The Italian weekly L’Espresso has published an exclusive interview given by the former choirmaster of the Sistine Chapel, Fr. Domenico Bartolucci, with the music critic Riccardo Lenzi. Here are some excerpts in which the master gives his opinion on the place of music in the new liturgy:

- The great repertory of sacred music which we have inherited from the past consists in Masses, offertories, responses: before, none of these existed in the liturgy without music. Today, there is no place for this repertory in the new liturgy, which is lamentable – and there’s no point in pretending otherwise. It is as if Michelangelo had been asked to paint the Last Judgment on a postage stamp! Tell me, if you please, how do you sing a Credo or even a Gloria today… At least for solemnities and feasts, we need a liturgy which gives music its rightful place, and is expressed in the universal language of the Church, namely Latin. In the Sistine Chapel, after the liturgical reform, I managed to keep the traditional repertory of the Chapel only during concerts. Can you imagine that the Palestrina’s Missa Papa Marcelli has not been sung in St Peter’s since John XXIII! They very kindly allowed us to have it on the occasion of the commemoration of Palestrina, but they did not want the Credo, but I did not give in, and we were able to sing the whole work. (…)

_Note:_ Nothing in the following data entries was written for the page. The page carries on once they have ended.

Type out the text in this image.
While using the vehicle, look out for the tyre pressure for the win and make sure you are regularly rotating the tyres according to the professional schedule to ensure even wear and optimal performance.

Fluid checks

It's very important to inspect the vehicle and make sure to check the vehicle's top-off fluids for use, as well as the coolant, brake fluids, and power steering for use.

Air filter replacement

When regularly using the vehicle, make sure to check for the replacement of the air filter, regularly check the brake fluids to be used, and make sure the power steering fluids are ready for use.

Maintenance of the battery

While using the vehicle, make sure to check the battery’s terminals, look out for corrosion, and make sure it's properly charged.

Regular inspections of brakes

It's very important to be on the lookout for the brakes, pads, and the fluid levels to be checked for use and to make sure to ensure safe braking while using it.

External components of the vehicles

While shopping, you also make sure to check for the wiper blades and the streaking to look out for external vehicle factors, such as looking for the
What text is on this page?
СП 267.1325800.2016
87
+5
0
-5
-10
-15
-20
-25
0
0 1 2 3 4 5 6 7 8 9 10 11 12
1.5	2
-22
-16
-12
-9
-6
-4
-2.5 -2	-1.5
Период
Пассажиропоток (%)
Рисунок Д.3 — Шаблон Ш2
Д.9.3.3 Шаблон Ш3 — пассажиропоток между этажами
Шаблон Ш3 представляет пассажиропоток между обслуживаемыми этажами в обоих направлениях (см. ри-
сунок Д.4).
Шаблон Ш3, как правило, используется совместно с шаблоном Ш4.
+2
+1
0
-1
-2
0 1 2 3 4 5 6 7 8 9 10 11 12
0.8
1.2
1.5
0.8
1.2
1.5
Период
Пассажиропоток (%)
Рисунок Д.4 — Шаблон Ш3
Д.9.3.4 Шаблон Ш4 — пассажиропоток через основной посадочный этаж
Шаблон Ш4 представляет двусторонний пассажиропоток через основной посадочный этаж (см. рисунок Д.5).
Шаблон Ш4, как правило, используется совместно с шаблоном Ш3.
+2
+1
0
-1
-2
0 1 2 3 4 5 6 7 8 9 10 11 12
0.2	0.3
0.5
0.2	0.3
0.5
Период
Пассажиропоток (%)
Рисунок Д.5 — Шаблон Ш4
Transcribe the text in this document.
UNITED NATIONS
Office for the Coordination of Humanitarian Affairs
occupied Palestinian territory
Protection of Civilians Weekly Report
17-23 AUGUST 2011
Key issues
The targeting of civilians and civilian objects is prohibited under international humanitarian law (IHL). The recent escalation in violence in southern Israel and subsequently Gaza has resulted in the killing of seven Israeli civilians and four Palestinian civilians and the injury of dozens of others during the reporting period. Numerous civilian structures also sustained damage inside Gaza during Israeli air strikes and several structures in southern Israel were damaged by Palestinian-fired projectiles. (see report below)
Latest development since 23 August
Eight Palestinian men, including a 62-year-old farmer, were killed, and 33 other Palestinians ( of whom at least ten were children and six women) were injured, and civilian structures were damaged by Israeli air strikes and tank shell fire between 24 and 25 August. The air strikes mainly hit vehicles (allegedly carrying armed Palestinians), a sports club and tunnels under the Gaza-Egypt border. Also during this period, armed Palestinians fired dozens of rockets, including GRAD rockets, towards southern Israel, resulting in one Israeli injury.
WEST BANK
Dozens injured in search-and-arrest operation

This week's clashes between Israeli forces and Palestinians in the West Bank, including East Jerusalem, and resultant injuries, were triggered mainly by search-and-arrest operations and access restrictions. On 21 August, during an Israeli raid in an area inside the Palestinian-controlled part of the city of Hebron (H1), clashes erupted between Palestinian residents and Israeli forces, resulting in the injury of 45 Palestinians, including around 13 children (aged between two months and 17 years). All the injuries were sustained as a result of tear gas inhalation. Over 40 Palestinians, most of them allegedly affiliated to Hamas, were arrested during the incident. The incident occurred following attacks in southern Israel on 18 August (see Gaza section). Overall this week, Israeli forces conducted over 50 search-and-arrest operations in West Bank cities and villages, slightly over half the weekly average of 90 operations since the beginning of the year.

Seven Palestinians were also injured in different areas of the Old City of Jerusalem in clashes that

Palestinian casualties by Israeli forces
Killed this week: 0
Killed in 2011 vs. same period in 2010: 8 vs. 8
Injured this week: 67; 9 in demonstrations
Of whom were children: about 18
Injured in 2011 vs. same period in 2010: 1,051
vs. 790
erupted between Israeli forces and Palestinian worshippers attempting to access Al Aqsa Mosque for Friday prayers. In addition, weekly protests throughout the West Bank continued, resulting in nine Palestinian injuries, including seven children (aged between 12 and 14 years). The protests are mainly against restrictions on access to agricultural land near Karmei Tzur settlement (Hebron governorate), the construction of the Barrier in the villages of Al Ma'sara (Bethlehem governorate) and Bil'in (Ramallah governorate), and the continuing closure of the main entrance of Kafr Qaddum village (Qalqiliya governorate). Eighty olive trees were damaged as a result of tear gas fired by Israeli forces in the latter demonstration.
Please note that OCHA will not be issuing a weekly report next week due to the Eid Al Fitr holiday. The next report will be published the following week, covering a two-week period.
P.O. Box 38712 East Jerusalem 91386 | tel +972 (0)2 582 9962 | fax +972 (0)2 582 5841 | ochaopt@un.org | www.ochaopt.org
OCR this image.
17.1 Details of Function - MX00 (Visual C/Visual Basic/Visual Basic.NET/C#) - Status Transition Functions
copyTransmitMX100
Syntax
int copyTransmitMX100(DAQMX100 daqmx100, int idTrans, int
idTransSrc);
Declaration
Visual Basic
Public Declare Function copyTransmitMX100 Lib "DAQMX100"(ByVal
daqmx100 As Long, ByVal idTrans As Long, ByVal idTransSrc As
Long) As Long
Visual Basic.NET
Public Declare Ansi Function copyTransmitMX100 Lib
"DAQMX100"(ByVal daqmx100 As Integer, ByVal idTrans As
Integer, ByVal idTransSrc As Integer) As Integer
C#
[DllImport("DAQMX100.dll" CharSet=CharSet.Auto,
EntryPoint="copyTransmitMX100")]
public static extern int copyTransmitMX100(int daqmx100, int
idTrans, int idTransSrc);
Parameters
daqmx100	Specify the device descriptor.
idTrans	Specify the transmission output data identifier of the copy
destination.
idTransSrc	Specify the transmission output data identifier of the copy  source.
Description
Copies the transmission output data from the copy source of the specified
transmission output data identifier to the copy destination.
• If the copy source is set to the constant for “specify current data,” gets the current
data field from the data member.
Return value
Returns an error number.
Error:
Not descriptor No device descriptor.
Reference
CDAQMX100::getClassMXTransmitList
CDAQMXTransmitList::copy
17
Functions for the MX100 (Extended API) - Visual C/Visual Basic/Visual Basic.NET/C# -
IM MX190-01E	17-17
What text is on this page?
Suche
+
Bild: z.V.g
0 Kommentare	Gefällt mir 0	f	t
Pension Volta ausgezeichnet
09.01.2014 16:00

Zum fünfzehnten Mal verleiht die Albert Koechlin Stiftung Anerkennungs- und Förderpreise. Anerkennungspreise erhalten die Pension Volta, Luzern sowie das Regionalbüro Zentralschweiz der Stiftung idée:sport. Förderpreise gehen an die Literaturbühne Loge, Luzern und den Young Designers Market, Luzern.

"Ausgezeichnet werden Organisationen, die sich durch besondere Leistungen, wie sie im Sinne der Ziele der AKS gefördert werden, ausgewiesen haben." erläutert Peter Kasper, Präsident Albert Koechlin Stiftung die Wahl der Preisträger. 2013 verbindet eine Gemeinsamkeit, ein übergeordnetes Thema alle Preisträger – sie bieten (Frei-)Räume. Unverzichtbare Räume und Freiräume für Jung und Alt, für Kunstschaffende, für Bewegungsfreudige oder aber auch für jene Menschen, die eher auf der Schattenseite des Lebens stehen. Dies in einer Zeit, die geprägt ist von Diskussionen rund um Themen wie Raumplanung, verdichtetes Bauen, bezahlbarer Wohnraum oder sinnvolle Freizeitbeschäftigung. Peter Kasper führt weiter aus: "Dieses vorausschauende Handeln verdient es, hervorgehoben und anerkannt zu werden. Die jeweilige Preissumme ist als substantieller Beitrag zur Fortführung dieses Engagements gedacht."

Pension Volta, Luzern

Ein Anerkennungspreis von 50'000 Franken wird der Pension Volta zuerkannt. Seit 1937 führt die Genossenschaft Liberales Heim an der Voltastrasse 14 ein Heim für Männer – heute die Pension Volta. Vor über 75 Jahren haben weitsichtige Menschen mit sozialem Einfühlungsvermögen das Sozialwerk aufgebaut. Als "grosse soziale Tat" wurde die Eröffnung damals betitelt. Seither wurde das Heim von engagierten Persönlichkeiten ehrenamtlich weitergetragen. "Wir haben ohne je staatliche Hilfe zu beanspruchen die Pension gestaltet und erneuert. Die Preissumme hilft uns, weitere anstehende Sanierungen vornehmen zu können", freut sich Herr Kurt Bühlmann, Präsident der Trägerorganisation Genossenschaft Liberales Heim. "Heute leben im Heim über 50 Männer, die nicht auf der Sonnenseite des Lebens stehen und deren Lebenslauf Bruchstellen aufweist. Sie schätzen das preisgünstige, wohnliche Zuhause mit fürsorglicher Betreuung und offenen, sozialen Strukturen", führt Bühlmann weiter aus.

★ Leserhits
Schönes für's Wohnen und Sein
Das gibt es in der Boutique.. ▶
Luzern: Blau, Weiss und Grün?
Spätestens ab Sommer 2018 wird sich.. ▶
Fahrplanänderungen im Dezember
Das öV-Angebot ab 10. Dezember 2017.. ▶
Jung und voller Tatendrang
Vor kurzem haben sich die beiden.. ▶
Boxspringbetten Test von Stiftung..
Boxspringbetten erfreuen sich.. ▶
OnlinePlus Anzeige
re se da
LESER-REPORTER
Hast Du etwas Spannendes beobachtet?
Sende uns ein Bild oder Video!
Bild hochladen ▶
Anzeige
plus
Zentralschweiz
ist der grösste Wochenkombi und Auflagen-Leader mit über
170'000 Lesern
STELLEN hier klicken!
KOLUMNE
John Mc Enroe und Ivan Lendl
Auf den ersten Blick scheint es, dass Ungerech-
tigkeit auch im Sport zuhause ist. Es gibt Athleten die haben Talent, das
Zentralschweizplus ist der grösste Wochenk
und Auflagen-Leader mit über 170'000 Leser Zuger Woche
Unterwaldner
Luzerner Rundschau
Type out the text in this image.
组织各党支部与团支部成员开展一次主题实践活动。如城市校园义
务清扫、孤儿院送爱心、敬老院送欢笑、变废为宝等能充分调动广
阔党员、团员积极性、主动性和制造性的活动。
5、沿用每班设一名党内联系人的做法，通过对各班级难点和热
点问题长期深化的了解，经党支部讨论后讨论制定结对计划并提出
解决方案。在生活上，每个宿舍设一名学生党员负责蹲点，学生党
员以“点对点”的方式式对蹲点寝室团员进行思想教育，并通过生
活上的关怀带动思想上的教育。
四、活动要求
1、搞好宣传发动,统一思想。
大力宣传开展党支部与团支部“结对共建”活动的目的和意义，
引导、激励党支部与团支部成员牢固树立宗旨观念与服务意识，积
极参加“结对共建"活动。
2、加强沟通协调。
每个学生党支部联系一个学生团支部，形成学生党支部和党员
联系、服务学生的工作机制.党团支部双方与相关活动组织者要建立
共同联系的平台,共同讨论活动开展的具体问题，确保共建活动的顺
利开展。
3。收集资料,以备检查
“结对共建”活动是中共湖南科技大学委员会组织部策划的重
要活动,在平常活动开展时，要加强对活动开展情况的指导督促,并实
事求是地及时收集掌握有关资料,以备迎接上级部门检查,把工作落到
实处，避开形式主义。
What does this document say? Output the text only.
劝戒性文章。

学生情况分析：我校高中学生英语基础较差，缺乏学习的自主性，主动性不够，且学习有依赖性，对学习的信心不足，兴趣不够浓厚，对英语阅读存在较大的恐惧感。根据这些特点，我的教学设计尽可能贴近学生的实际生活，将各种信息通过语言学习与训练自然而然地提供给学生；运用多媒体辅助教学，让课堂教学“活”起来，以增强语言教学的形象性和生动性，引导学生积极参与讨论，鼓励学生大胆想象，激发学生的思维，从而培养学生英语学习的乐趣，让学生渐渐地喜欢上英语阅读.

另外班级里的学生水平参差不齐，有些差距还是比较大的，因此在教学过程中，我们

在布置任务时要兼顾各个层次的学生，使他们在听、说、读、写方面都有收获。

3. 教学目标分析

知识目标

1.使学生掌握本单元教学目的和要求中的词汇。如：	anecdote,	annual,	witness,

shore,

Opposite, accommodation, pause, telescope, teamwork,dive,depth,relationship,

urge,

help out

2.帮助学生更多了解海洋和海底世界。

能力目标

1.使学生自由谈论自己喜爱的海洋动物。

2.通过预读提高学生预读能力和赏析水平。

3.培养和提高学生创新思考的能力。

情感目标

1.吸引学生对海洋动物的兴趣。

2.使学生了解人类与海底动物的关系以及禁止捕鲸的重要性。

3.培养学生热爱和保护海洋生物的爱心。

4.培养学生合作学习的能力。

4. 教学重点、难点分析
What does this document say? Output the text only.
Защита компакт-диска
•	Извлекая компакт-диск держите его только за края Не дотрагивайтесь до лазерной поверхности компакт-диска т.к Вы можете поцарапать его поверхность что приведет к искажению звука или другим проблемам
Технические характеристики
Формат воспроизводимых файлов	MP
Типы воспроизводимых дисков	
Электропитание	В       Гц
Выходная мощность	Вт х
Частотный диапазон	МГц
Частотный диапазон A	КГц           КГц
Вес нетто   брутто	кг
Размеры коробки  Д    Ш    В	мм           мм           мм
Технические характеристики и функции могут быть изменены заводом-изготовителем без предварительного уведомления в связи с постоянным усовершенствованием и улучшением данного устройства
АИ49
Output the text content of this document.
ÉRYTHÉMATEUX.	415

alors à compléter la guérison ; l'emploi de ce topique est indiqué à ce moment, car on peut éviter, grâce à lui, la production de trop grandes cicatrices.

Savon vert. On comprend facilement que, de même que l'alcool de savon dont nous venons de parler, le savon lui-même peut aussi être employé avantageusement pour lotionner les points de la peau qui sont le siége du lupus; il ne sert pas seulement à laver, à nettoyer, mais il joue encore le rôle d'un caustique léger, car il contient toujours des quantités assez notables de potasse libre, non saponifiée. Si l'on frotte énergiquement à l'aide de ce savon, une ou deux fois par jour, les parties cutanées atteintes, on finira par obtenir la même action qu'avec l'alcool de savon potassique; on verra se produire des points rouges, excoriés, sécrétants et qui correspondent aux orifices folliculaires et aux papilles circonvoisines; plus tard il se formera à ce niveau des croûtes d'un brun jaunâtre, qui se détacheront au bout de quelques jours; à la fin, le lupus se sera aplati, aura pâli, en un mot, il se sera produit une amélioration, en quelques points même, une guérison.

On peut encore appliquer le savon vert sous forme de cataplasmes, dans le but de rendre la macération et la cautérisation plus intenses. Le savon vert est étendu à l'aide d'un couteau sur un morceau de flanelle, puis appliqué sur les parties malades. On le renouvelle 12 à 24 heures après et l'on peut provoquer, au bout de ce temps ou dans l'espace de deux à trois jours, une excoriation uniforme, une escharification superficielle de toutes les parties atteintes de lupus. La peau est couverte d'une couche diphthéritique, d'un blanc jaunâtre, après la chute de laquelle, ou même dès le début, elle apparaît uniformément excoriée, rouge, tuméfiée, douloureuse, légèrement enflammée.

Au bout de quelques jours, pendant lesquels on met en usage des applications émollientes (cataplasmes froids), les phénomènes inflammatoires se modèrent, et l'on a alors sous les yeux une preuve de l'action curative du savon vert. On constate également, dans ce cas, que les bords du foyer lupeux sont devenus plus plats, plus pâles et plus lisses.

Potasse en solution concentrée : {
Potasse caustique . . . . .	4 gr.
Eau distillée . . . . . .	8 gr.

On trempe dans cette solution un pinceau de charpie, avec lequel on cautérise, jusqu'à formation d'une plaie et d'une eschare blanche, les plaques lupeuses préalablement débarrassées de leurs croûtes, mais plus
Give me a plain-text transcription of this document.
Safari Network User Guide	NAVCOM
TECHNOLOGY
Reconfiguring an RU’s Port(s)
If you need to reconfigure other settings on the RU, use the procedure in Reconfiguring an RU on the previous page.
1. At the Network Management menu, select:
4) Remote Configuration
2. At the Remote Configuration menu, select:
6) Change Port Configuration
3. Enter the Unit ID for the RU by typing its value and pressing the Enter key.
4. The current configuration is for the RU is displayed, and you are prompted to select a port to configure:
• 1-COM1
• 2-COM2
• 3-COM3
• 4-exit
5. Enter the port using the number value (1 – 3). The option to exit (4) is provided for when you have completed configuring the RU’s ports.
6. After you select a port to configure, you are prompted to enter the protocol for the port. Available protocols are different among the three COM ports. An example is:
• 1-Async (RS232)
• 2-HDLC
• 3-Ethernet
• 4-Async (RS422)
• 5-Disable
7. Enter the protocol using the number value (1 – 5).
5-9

Q. Do you think that the traditions of the past are disappearing?

- This seems obvious: if there is no continuity enabling them to remain alive, they are bound to fall into oblivion, and the present liturgy certainly does not favor them. I am optimistic by nature, but I judge the present situation with realism, and I think that a Napoleon without generals cannot achieve much. Today the motto is: ‘go to the people, look them in the eyes’, but these are no more than empty words. When we do this, we only celebrate ourselves, and the mystery and beauty of God remain hidden from us. As a matter of fact, we are witnessing the decline of the West. An African bishop said to me once: “We hope that the Council will not take Latin out of the liturgy, otherwise my country, which is a Babel tower of dialects, will implode.”

Q. Did John Paul II bring about any progress on these issues?

- In spite of numerous appeals, the liturgical crisis became more deeply rooted during his pontificate. Sometimes, the very papal celebrations contributed to this new trend with dances and drums. Once, I walked out and said: ‘call me back when the show is over.’ You can understand that if these examples come from Saint Peter, appeals or complaints are useless. I always disapproved of these things. And even if they have sent me away, essentially because I am over 80, I do not regret anything. (…)

Q. Do you envy the Eastern Churches?

- They did not change anything and they were right. The Catholic Church renounced her own identity, a little like these women who have recourse to plastic surgery: they become unrecognizable, and sometimes there are serious consequences. (…)

Music is Art, with a capital A. Sculpture has marble, architecture has a building. Music is seen only with the eyes of the soul, it goes inside you. And the Church has the merit of having cultivated music in choir schools, of having given it its grammar and syntax. Music is the soul of the word which becomes art. It completely disposes you to discover the beauty of God. For this reason, the Church must learn to find it again, now more than ever.